阿偃化作人身绕了一圈回来,这厢已经打过戒尺。
一群半大少年垂着红通通的掌心听训,许是想到又要禁足抄书,个个满面惨绿。
阿偃混进执刑的弟子当中,一点不在乎旁人询问“这是谁”的侧目,假装自己只是个普通的旁观者,可人家原本在受刑者两旁整整齐齐站成两列,叫他这么一生插硬挤,队列自然变得七扭八歪,引得蓝忘机目光向这边瞟来。
他看我做什么?阿偃顿时警觉,心道不妙,难不成这罚不止人人有份,连兔子也要抄书?
蓝忘机一看他眼珠飞转,便知他又有话说。
果然,那兔妖有模有样地出列行了一礼,然后开始信口发挥:“世人皆言知易行难,小辈们下山游历,亦可增长经验。不如仿照夜猎笔记,叫他们写篇游历心得交上来,含光君看过后若觉得不满意,再罚别的也不迟啊。”

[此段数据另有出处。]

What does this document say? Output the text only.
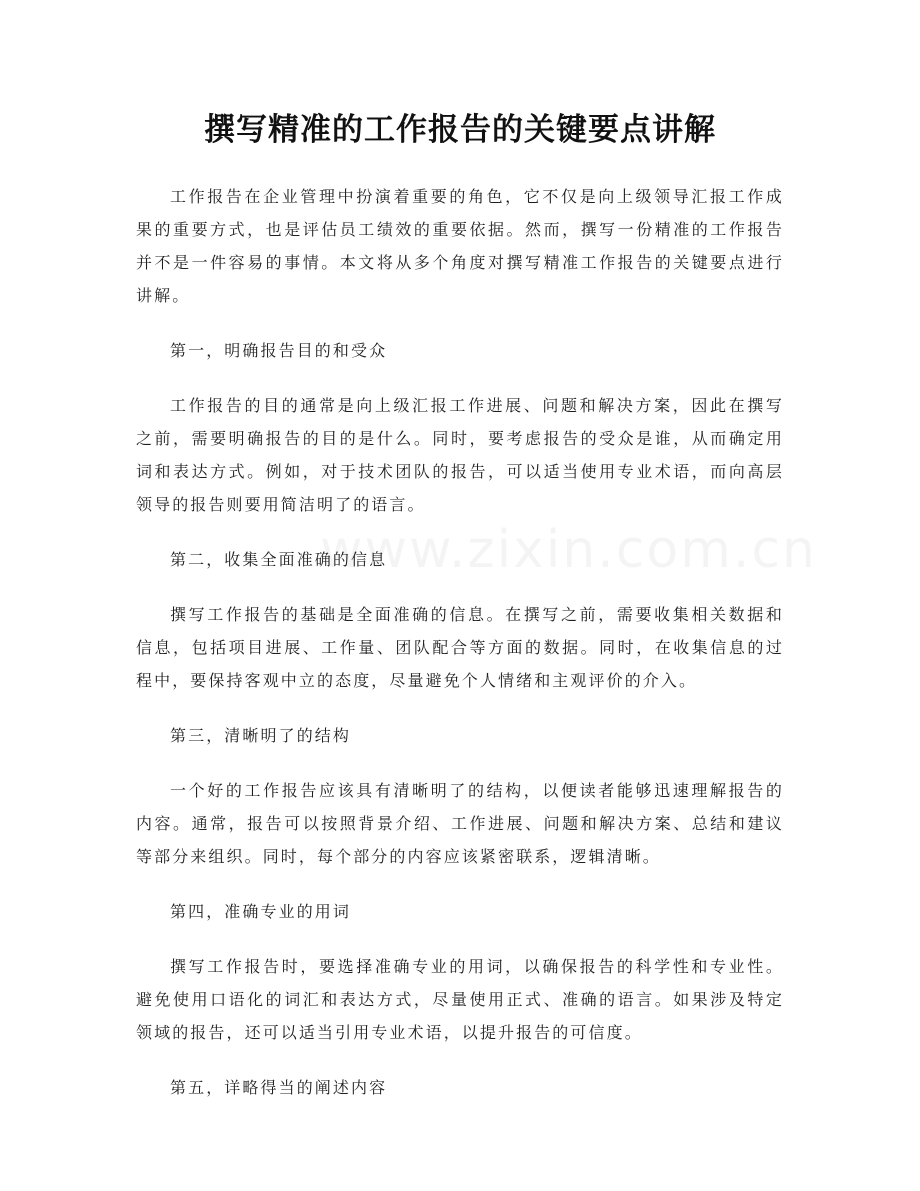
撰写精准的工作报告的关键要点讲解

工作报告在企业管理中扮演着重要的角色，它不仅是向上级领导汇报工作成果的重要方式，也是评估员工绩效的重要依据。然而，撰写一份精准的工作报告并不是一件容易的事情。本文将从多个角度对撰写精准工作报告的关键要点进行讲解。

第一，明确报告目的和受众

工作报告的目的通常是向上级汇报工作进展、问题和解决方案，因此在撰写之前，需要明确报告的目的是什么。同时，要考虑报告的受众是谁，从而确定用词和表达方式。例如，对于技术团队的报告，可以适当使用专业术语，而向高层领导的报告则要用简洁明了的语言。

第二，收集全面准确的信息

撰写工作报告的基础是全面准确的信息。在撰写之前，需要收集相关数据和信息，包括项目进展、工作量、团队配合等方面的数据。同时，在收集信息的过程中，要保持客观中立的态度，尽量避免个人情绪和主观评价的介入。

第三，清晰明了的结构

一个好的工作报告应该具有清晰明了的结构，以便读者能够迅速理解报告的内容。通常，报告可以按照背景介绍、工作进展、问题和解决方案、总结和建议等部分来组织。同时，每个部分的内容应该紧密联系，逻辑清晰。

第四，准确专业的用词

撰写工作报告时，要选择准确专业的用词，以确保报告的科学性和专业性。避免使用口语化的词汇和表达方式，尽量使用正式、准确的语言。如果涉及特定领域的报告，还可以适当引用专业术语，以提升报告的可信度。

第五，详略得当的阐述内容
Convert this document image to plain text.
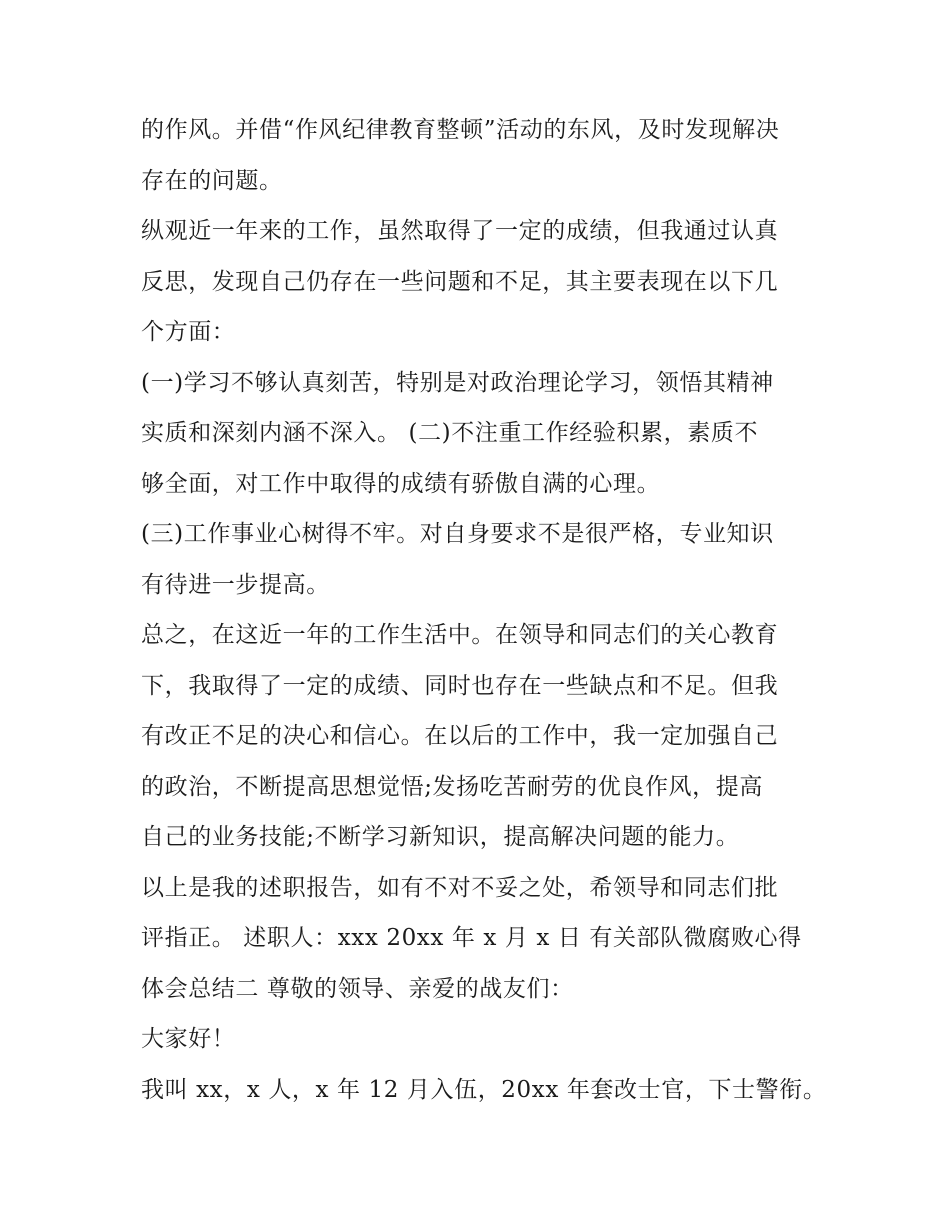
的作风。并借“作风纪律教育整顿”活动的东风，及时发现解决
存在的问题。
纵观近一年来的工作，虽然取得了一定的成绩，但我通过认真
反思，发现自己仍存在一些问题和不足，其主要表现在以下几
个方面：
(一)学习不够认真刻苦，特别是对政治理论学习，领悟其精神
实质和深刻内涵不深入。 (二)不注重工作经验积累，素质不
够全面，对工作中取得的成绩有骄傲自满的心理。
(三)工作事业心树得不牢。对自身要求不是很严格，专业知识
有待进一步提高。
总之，在这近一年的工作生活中。在领导和同志们的关心教育
下，我取得了一定的成绩、同时也存在一些缺点和不足。但我
有改正不足的决心和信心。在以后的工作中，我一定加强自己
的政治，不断提高思想觉悟;发扬吃苦耐劳的优良作风，提高
自己的业务技能;不断学习新知识，提高解决问题的能力。
以上是我的述职报告，如有不对不妥之处，希领导和同志们批
评指正。 述职人：xxx 20xx 年 x 月 x 日 有关部队微腐败心得
体会总结二 尊敬的领导、亲爱的战友们：
大家好！
我叫 xx，x 人，x 年 12 月入伍，20xx 年套改士官，下士警衔。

少年们齐刷刷望了他一眼,又齐刷刷转向含光君,表情期待得很。
编故事总比抄书有趣些。
这兔妖竟也能讲出像样的道理来,倒与某人的理念颇为相近,蓝忘机略一思索,颔首:“可。每人不得少于十张。”
大家刚松了一口气,心道这数目也不是很可怕,又听到一句:“景仪十五张。”
蓝景仪张了张嘴,到底没敢抗议,垂头丧气答道:“是。”
阿偃嘴角上扬,结果才扬到一半,却被当头泼了一盆冷水。
“你,抄《雅正集》。”蓝忘机并未忽略知情不报的共犯,只是话刚出口,就见那兔妖眼睛瞪得老大,仿佛顷刻便要跳起来撒泼,而旁边兄长亦是无声示意不要将这小妖逼得太狠,闹腾起来不好看,于是便硬生生止住已到嘴边的数目,改口道,“一遍。”

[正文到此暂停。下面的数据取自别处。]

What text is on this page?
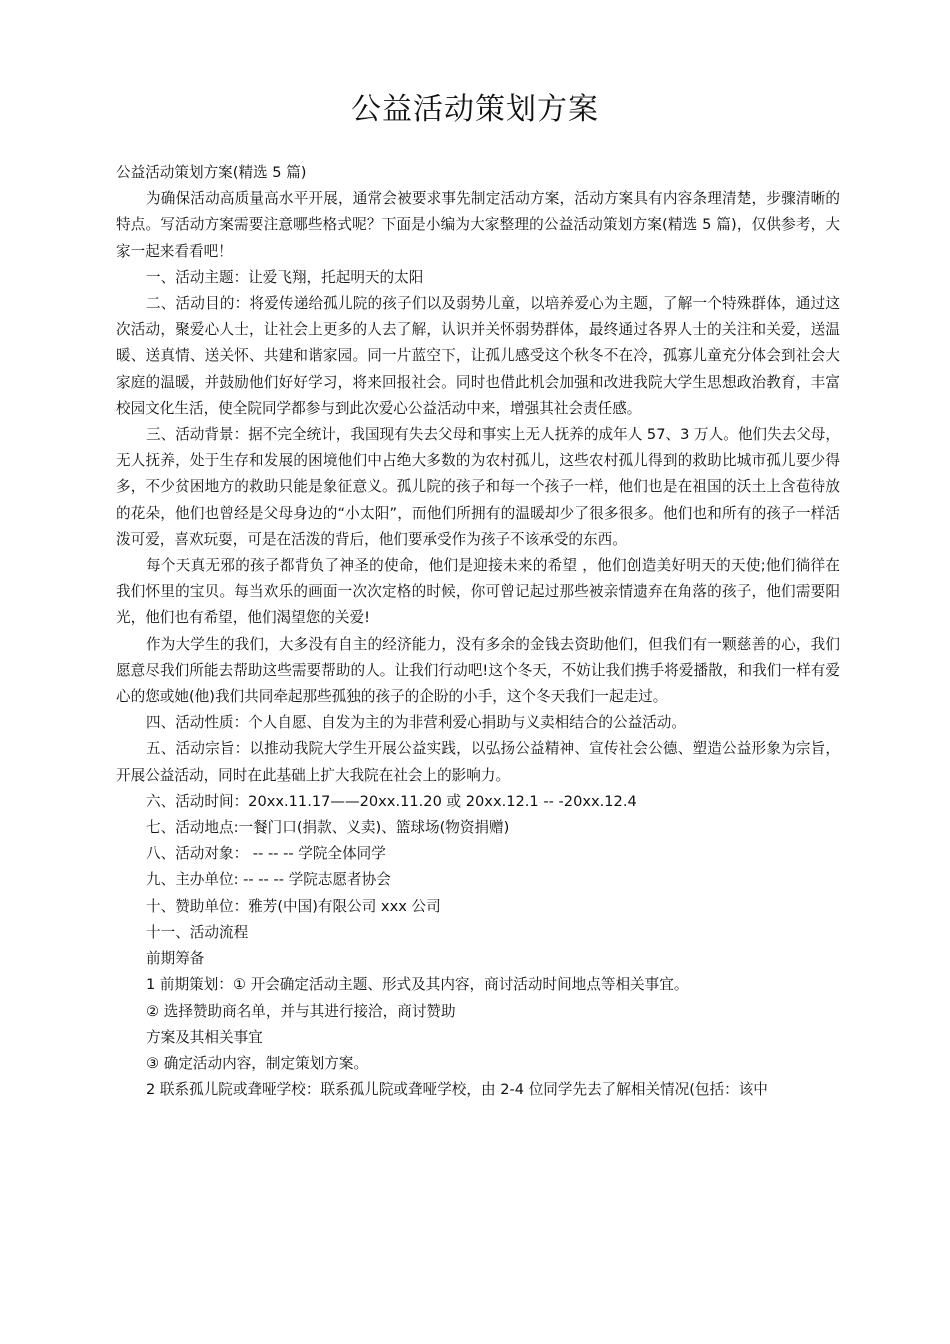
公益活动策划方案

公益活动策划方案(精选 5 篇)

为确保活动高质量高水平开展，通常会被要求事先制定活动方案，活动方案具有内容条理清楚，步骤清晰的特点。写活动方案需要注意哪些格式呢？下面是小编为大家整理的公益活动策划方案(精选 5 篇)，仅供参考，大家一起来看看吧！

一、活动主题：让爱飞翔，托起明天的太阳

二、活动目的：将爱传递给孤儿院的孩子们以及弱势儿童，以培养爱心为主题，了解一个特殊群体，通过这次活动，聚爱心人士，让社会上更多的人去了解，认识并关怀弱势群体，最终通过各界人士的关注和关爱，送温暖、送真情、送关怀、共建和谐家园。同一片蓝空下，让孤儿感受这个秋冬不在冷，孤寡儿童充分体会到社会大家庭的温暖，并鼓励他们好好学习，将来回报社会。同时也借此机会加强和改进我院大学生思想政治教育，丰富校园文化生活，使全院同学都参与到此次爱心公益活动中来，增强其社会责任感。

三、活动背景：据不完全统计，我国现有失去父母和事实上无人抚养的成年人 57、3 万人。他们失去父母，无人抚养，处于生存和发展的困境他们中占绝大多数的为农村孤儿，这些农村孤儿得到的救助比城市孤儿要少得多，不少贫困地方的救助只能是象征意义。孤儿院的孩子和每一个孩子一样，他们也是在祖国的沃土上含苞待放的花朵，他们也曾经是父母身边的“小太阳”，而他们所拥有的温暖却少了很多很多。他们也和所有的孩子一样活泼可爱，喜欢玩耍，可是在活泼的背后，他们要承受作为孩子不该承受的东西。

每个天真无邪的孩子都背负了神圣的使命，他们是迎接未来的希望 ，他们创造美好明天的天使;他们徜徉在我们怀里的宝贝。每当欢乐的画面一次次定格的时候，你可曾记起过那些被亲情遗弃在角落的孩子，他们需要阳光，他们也有希望，他们渴望您的关爱!

作为大学生的我们，大多没有自主的经济能力，没有多余的金钱去资助他们，但我们有一颗慈善的心，我们愿意尽我们所能去帮助这些需要帮助的人。让我们行动吧!这个冬天，不妨让我们携手将爱播散，和我们一样有爱心的您或她(他)我们共同牵起那些孤独的孩子的企盼的小手，这个冬天我们一起走过。

四、活动性质：个人自愿、自发为主的为非营利爱心捐助与义卖相结合的公益活动。

五、活动宗旨：以推动我院大学生开展公益实践，以弘扬公益精神、宣传社会公德、塑造公益形象为宗旨，开展公益活动，同时在此基础上扩大我院在社会上的影响力。

六、活动时间：20xx.11.17——20xx.11.20 或 20xx.12.1 -- -20xx.12.4

七、活动地点:一餐门口(捐款、义卖)、篮球场(物资捐赠)

八、活动对象： -- -- -- 学院全体同学

九、主办单位: -- -- -- 学院志愿者协会

十、赞助单位：雅芳(中国)有限公司 xxx 公司

十一、活动流程

前期筹备

1 前期策划：① 开会确定活动主题、形式及其内容，商讨活动时间地点等相关事宜。

② 选择赞助商名单，并与其进行接洽，商讨赞助

方案及其相关事宜

③ 确定活动内容，制定策划方案。

2 联系孤儿院或聋哑学校：联系孤儿院或聋哑学校，由 2-4 位同学先去了解相关情况(包括：该中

阿偃若是真身,怕是已经气炸成一个蓬松的大毛团。但他转念一想,这抄书又没限时间,我一日写上三五字,一年抄完,他能拿我怎样?
蓝忘机未置可否,只是隔日,阿偃像往常一般去厨下取食材做饭菜的时候,忽然被告知:“含光君说了,不许给你。”
区区食材哪能难得住神通广大的兔妖,阿偃也不啰嗦,自己跑去后山林子里挖了一堆竹笋回来。
孰料,往灶里塞好柴火,才刚一点着,陡然迸出一大团火苗,惊得他瞬间蹿出老远,饶是如此,也险些被燎了毛。
而原本可以烧很久的柴火也已经化作厚厚的一地草木灰,完全不能用了。
遭受严重打击的兔妖灰头土脸地原地蹲了半晌,呆滞地抓过盆子里洗干净的生竹笋咬了一口,然后猛然起身,气呼呼地折回房间,不眠不休奋笔疾书三天三夜后,瞪着熬得通红的眼睛去找蓝忘机交作业。
家里一天不生灶,小阿愿就要喝一天苦汤。
“你们人怎么就能想出这么狠的招呢?”阿偃叼着抹额的尾端磨牙,发出模模糊糊的喃喃自语。
蓝愿被这句话分了一下心神,本就不大熟练的琴语顿时弹错一个音,问灵术自然失败了。
他并不气馁,平心静气,继续练习。
阿偃单手捧着脸聆听,另一手却指尖微动,将被错音引来的阴魂碎片悄悄弹开。
灶上一锅莲子煲山鸡,香气被风指引,朝着静室方向袅袅飘去。
洁白如月的纸上,不知不觉落了一滴墨。